In YouTube, there were more negative opinions (n = 12) than positive opinions (n = 2) regarding the Sewol Ferry Disaster. In the bar graph analysis for Twitter, there were more negative opinions (n = 138) than positive opinions (n = 21) regarding the matter of the Sewol Ferry Disaster. Bar graph analysis for Facebook also showed much more negative opinions (n = 135) than positive opinions (n = 32) regarding the Sewol Ferry Disaster. Most top ranked words were targeted against the ex-president Geun-Hye Park and her policies.
Word cloud analysis results are shown in Figure 5. The larger the word, the larger its impact. The brighter the red of the word, the more negative weight the word represents. Also, words that are more centered meant that they were more significant and were more frequently used.
Figure 5. Word cloud analysis results for YouTube (a - negative, b - positive), Twitter (c - negative, d - positive), and Facebook (e - negative, f - positive).
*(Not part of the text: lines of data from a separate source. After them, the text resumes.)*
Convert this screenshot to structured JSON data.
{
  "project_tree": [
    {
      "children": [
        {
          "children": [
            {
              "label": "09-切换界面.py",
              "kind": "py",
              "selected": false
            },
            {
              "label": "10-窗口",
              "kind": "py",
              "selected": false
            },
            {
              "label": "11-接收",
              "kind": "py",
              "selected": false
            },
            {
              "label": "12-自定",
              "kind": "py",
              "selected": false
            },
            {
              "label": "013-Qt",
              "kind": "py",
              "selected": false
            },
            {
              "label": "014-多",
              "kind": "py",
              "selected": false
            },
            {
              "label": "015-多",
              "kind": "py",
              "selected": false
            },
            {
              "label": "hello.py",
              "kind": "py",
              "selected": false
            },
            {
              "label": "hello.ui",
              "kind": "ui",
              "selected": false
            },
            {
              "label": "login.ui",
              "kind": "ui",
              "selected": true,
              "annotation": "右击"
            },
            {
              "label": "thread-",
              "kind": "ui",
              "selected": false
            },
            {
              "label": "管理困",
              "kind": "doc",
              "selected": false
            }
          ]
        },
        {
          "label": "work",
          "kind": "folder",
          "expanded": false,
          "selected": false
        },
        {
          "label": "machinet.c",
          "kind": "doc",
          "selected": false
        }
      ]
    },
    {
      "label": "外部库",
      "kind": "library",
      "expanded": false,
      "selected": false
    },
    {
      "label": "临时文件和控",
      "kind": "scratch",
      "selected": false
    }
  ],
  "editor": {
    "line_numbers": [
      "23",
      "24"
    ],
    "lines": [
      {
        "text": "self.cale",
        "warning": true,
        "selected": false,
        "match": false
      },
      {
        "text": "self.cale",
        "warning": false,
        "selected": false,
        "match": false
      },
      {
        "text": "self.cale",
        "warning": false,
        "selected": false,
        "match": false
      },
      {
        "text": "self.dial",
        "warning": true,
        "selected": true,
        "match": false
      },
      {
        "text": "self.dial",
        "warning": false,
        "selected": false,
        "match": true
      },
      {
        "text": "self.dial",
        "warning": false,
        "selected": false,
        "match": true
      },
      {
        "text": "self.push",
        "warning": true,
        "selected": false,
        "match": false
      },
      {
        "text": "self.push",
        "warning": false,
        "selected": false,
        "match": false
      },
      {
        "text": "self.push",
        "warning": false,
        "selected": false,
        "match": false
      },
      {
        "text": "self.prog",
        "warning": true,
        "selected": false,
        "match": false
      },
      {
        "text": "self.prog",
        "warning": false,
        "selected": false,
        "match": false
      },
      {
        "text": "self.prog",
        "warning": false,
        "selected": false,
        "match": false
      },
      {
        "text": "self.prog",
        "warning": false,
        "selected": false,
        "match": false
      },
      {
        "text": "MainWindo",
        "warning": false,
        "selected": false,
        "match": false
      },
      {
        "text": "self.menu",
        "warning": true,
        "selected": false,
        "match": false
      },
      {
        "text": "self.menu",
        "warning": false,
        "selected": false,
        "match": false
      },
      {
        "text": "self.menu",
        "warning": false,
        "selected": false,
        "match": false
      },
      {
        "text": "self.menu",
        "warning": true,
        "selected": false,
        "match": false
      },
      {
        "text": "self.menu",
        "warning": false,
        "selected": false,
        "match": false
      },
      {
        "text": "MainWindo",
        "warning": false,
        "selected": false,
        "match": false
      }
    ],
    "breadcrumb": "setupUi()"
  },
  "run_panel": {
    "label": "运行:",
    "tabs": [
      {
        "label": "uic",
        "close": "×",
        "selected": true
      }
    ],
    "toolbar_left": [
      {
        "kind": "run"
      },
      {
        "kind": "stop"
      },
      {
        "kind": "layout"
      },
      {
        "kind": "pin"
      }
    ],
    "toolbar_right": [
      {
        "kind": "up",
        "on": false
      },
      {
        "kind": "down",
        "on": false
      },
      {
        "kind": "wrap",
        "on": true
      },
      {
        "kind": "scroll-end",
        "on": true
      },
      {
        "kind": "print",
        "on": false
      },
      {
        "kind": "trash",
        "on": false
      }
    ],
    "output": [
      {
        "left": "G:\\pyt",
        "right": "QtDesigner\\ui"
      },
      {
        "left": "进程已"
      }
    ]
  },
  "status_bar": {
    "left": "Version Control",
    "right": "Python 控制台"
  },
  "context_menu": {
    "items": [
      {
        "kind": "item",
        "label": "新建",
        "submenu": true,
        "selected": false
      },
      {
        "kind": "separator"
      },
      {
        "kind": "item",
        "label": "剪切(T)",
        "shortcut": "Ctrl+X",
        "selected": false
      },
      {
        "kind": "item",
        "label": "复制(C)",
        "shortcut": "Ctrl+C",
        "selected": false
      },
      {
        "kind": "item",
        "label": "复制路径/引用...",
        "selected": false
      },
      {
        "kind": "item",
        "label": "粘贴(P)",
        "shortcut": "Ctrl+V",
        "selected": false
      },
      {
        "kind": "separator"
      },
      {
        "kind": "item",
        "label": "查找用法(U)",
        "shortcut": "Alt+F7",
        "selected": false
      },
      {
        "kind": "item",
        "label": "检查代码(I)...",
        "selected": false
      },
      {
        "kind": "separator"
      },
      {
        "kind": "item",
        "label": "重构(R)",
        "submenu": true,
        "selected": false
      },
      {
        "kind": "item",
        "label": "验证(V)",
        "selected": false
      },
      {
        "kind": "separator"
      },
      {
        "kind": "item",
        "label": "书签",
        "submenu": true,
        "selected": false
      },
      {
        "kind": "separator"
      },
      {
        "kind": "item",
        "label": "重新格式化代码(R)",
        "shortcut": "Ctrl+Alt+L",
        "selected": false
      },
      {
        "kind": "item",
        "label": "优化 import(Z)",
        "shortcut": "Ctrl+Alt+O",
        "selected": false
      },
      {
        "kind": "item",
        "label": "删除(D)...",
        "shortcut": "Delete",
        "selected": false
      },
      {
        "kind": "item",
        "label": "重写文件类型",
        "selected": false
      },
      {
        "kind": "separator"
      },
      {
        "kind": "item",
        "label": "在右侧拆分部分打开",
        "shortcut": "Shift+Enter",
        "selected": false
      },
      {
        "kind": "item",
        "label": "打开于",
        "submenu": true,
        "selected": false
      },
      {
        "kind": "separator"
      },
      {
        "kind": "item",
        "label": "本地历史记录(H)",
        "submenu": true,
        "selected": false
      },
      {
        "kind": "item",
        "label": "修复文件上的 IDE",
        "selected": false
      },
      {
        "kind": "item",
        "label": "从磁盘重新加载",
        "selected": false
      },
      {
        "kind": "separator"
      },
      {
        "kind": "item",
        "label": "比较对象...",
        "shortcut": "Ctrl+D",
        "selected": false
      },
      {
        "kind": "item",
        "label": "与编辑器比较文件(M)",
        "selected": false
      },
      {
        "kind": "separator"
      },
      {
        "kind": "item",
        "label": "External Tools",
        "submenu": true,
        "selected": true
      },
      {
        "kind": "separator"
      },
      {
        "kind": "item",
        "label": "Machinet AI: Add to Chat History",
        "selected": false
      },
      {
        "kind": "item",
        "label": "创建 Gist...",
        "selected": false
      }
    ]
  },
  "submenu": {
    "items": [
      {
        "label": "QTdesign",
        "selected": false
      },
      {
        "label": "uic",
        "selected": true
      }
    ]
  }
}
In YouTube, words such as ex-president Geun-Hye Park, South Korea, and Seung-Min Yu (a friendly South Korean politician to the ex-president) were the top three negative sentiment words in the word cloud (Figure 5a). Word cloud analysis results from Twitter showed words such as ex-president Geun-Hye Park, South Korea, and Cheongwadae (the Blue House, the Korean presidential residence) to be the top three most negative words chosen (Figure 5c). As for Facebook, the word cloud analysis results showed words such as ex-president Geun-Hye Park, South Korea, and Saenuri Party (the ex-president's political party at the time) as the top three negative words chosen (Figure 5e).
In YouTube, words such as South Korea, and Eojun Kim (Korean celebrity) were two scarcely selected positive sentiment words in the word cloud (Figure 5b). Word cloud analysis results from Twitter showed words such as KBS (Korea Broadcasting System), ex-President Mu-Hyeon, Rho, and Min-su, Choi (Korean celebrity) to be the three positive words chosen (Figure 5d). As for Facebook, the word cloud analysis results showed words such as ex-president Geun-Hye Park (by surname), Seoul, and the Unified Progressive Party (minority political party with positive impression at the time) as the three positive words chosen (Figure 5f).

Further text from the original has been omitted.